En cualquier caso, se diría que vamos hacia una cultura en comprimidos, hecha de titulares, de slogans y frases brillantes. Y es que parece imperar la tesis de que una afirmación es tanto más verdadera cuanto más breve. Todo lo que supere el medio folio es falso o, al menos, merecería serlo.
Resulta dramático comprobar hasta qué punto ha calado esta idea. Dar muchas explicaciones equivale a no tener razón. Lo simple suele identificarse, sin más, con lo verdadero. Naturalmente las consecuencias son dramáticas, porque existen verdades muy importantes para la vida del hombre que no es posible exponer en dos palabras.

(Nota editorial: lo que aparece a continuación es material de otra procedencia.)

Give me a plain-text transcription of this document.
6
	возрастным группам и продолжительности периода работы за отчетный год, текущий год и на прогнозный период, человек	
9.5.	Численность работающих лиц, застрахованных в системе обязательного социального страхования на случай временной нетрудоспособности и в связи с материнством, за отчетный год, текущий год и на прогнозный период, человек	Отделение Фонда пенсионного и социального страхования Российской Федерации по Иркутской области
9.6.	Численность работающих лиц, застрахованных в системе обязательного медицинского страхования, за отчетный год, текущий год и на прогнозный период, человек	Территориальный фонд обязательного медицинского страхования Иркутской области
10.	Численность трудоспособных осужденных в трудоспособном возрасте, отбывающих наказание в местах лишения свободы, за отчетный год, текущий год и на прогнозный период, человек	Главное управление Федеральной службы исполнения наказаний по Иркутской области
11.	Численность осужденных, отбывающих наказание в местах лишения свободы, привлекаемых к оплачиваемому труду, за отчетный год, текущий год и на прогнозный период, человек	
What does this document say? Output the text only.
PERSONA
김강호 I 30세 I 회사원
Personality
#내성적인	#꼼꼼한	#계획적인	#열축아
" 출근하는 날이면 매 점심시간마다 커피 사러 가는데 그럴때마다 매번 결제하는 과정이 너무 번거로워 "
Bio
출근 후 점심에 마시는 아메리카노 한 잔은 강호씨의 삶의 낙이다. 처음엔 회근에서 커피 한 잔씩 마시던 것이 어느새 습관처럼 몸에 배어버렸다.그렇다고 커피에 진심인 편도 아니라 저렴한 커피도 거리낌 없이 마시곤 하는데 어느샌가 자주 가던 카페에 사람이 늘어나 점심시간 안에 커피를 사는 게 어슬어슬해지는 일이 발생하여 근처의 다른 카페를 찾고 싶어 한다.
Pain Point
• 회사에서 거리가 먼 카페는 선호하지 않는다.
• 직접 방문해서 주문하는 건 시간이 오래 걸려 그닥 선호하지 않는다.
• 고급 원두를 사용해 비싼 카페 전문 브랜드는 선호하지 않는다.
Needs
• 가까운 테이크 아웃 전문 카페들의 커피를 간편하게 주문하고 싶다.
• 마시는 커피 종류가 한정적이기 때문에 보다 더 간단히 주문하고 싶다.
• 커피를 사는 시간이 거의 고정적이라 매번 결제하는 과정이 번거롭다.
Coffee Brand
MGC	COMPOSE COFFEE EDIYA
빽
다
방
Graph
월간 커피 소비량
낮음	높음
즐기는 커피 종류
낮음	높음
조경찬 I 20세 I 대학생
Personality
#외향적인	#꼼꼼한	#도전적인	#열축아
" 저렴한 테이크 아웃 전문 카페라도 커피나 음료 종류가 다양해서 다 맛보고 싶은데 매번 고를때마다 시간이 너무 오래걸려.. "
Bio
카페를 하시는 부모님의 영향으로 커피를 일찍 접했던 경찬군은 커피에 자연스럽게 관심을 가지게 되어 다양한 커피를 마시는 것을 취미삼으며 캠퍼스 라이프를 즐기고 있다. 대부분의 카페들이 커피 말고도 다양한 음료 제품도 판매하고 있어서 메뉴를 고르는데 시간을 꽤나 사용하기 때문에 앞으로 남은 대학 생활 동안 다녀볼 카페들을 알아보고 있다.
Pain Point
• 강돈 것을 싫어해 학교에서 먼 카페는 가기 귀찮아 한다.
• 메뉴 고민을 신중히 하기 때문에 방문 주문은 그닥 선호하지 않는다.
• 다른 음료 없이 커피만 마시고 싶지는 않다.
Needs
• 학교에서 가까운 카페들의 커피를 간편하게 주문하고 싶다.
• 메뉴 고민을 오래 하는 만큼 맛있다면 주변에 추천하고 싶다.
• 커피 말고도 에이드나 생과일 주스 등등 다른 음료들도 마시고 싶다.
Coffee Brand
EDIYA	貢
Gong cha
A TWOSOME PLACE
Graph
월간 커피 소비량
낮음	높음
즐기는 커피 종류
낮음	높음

Ignoro si la prensa es causa o víctima de tan singular epidemia. Pero la mayor parte de las falsedades que cuentan los medios de comunicación tienen su origen en esta necesidad de abreviar. Veamos un ejemplo:
El Papa elabora un documento de 200 páginas (*) fruto del trabajo de docenas de expertos que han dedicado años al asunto. Se redacta en quince idiomas tratando de matizar hasta el último adjetivo. Se traduce al latín, que, por ser una lengua muerta, es el congelador donde las palabras conservan el mismo significado por los siglos de los siglos. Por último, un docto eclesiástico lo presenta a los medios.
A partir de ese instante el texto empieza a ser desintegrado por las agencias, emisoras y periódicos. En pocas horas queda reducido a diez líneas y a un titular, que, en el mejor de los casos, será pobre e inexacto, y en el peor, completamente falso e incluso sesgado.
Esa frase-resumen se convierte, sin remedio, en punto de referencia único y obligado de cientos de diarios, de debates televisivos, de comentarios radiofónicos, etc. Ya casi nadie se referirá al documento original, que muy pocos habrán leído. Pero las seis u ocho palabras, que presuntamente lo sintetizan, irán de columnista en columnista y de tertulia en tertulia. Habrá incluso quien se atreva a pontificar sobre todo el Magisterio de la Iglesia con el único apoyo de un titular estúpido.
—Chica, a mi este Papa me parece la mar de conservador. ¿Has visto lo que dice sobre las mujeres?
—No. ¿Qué dice?
—Ay, hija, ya ni me acuerdo. Lo he oído en algún sitio. Pero es que la Iglesia está superpasada, ¿no crees?
El diálogo me trajo a la cabeza un viejo chiste de mi tierra; la historia de un aldeano taciturno que vuelve de Misa más tarde de lo habitual. El párroco ha pronunciado un sermón de dos horas.
—¿Y de que ha hablado?, le preguntan en el bar.
—Del pecado.
—¿En dos horas? ¿Y qué ha dicho pues?
—Que no es partidario.
Magnífico titular.
(*) Acababa de promulgarse la Carta Apostólica "Mulieris dignitatem", uno de los grandes documentos del pontificado de Juan Pablo II.